レイアは鼻歌をしながらザンザスの大通りを歩いていた。その隣にはシエイがいる。

「ご機嫌でござるな」

「ええ、ステラ様のおかげで本格的な図ができましたから。これだけの情報があれば、ザンザスの鍛冶ギルドはやってくれるはず……!」

レイアがぐっと拳を握る。

「魔導トロッコでもお世話になったが、今回もお世話になるつもりだ」

「お世話になりっぱなしでござるな」

「お金はちゃんと払ってるし……」

シエイはジト目である。

レイアと同じペースで働き続けることなど、誰にもできない。

まぁ、最近のレイアはその点にも自覚があるから良いが。

鍛冶ギルドは冒険者ギルドから少し離れたところにある。大掛かりな実験室と工房とセットであり、常に煙が吹き上げているのだ。

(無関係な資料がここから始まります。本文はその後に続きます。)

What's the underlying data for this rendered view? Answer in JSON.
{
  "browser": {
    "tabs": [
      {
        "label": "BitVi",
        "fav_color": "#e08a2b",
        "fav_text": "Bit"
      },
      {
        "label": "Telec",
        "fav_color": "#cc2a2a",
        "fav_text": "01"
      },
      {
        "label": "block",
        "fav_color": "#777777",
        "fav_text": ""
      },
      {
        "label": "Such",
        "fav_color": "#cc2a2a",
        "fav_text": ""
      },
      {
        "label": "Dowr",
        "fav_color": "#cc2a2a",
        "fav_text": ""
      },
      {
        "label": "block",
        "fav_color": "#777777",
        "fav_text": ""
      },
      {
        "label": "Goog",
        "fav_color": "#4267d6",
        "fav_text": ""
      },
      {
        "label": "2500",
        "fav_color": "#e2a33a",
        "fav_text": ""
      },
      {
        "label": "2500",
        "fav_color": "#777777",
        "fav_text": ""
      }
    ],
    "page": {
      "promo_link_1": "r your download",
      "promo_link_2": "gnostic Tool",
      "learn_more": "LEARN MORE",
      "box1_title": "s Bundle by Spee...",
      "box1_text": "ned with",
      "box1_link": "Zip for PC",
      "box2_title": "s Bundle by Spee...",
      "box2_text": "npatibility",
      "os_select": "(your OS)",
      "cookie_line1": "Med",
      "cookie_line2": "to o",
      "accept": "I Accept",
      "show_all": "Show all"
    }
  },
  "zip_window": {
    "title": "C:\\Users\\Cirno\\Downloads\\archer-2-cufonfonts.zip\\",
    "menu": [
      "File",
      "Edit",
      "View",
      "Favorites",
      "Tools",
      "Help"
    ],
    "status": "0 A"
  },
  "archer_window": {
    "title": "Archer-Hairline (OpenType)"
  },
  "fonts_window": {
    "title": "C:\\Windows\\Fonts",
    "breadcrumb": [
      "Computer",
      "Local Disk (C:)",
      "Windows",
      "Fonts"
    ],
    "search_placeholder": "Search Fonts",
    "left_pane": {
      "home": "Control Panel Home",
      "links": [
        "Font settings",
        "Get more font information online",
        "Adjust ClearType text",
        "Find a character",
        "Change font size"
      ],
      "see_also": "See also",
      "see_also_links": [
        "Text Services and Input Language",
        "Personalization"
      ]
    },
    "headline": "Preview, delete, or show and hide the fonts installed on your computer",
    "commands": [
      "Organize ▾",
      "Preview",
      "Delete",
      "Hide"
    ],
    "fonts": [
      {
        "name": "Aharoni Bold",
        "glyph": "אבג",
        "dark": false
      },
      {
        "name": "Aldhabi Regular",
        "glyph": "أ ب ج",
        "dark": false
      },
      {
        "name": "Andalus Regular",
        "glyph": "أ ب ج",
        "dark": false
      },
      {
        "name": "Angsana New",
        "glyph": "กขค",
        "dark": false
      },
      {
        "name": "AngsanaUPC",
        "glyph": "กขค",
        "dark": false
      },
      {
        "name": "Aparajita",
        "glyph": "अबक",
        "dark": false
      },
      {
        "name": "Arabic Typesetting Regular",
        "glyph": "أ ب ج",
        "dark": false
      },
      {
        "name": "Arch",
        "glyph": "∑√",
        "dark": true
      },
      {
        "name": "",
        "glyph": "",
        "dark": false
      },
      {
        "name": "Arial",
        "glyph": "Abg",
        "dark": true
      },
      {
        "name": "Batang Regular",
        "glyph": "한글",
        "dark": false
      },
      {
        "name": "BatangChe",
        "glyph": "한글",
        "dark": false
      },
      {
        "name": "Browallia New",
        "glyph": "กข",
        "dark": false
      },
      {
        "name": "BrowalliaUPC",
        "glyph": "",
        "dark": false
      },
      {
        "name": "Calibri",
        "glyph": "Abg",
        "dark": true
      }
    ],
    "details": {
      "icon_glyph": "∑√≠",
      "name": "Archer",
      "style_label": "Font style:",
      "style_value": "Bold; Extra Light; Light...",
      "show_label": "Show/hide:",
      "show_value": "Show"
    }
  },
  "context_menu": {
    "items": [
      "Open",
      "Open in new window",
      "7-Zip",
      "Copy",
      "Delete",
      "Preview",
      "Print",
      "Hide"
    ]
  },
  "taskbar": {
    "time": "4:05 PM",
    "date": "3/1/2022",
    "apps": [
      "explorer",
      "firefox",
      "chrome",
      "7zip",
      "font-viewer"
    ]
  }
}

レイアは鍛冶ギルドの本部前で、ちょちょいと佇まいを直す。

コカトリス帽子も完璧な位置にセットされた。

「お邪魔します……!」

「またですか! またお仕事ですか! またまたまた追加のお仕事なんですか!」

鍛冶ギルドの副ギルドマスターは、応接間のレイアに詰め寄った。

もこもこ毛、ほぼ二足歩行の白ウサギであるラビット族のカミーユが叫んでいた。

「でもおかげで、お金はたくさん稼げています。ありがとう!」

ぺこり。

「どういたしまして……!」

レイアもカミーユとの付き合いは長い。

このあたりのやり取りは定型である。

カミーユはレイアからもらった書類を見ながら、ささっと走り書きをしている。

持ち手の先に、コカトリスのミニ像がくっついたペンである。

「はー……。滑車と台と魔法具、なるほどー……」

「ロウリュと言う施設ですね。予算やスケジュールの細かいところはシエイからの資料に――」

「こちらでござる」

シエイの差し出した資料を、カミーユが黙読していく。

下まで読んで、カミーユがむむむと唸る。

「相変わらず、かなりの高額予算とキツめのスケジュール……!」

「日常業務に追加でござるからな」

近隣の鍛冶職人にも声を掛け、仕事を割り振らないとならないだろう。

それなりに長い付き合いなので、シエイにもその苦労はわかった。

「やはり『無理』ですかねぇ……?」

ぬいーんと首を伸ばすレイア。

こうした態度を取るのは、ザンザスの同業者だけである。

「いやー、さすがの鍛冶ギルドでも荷が重い話でしたか……」

「むっ! 聞き捨てなりません!」

カミーユがばっと立ち上がる。

その瞳はメラメラと燃えていた。

「受けて立ちましょう! ザンザスに鍛冶ギルドあり! たくさん働いて、たくさんお金をゲットします! お財布の紐を緩める用意をしていてください!」

「頼もしいでござるな」

「ええ、本当に。あっ、こちらはカミーユに……」

レイアが鞄の中から、すすっとニンジンを取り出す。

「はわっ! ニンジン……!」

「いつもすみませんね、無理を言って」

レイアは手慣れた様子でカミーユにニンジンを渡す。

それをニマニマしながら、カミーユは受け取った。

「……んふふー」

「では、詰めの話をしましょうか」

「ですねー」

二人ともライバル意識はあれど、それなりにうまくやっている。

こうしてロウリュ作りは急加速していくのであった。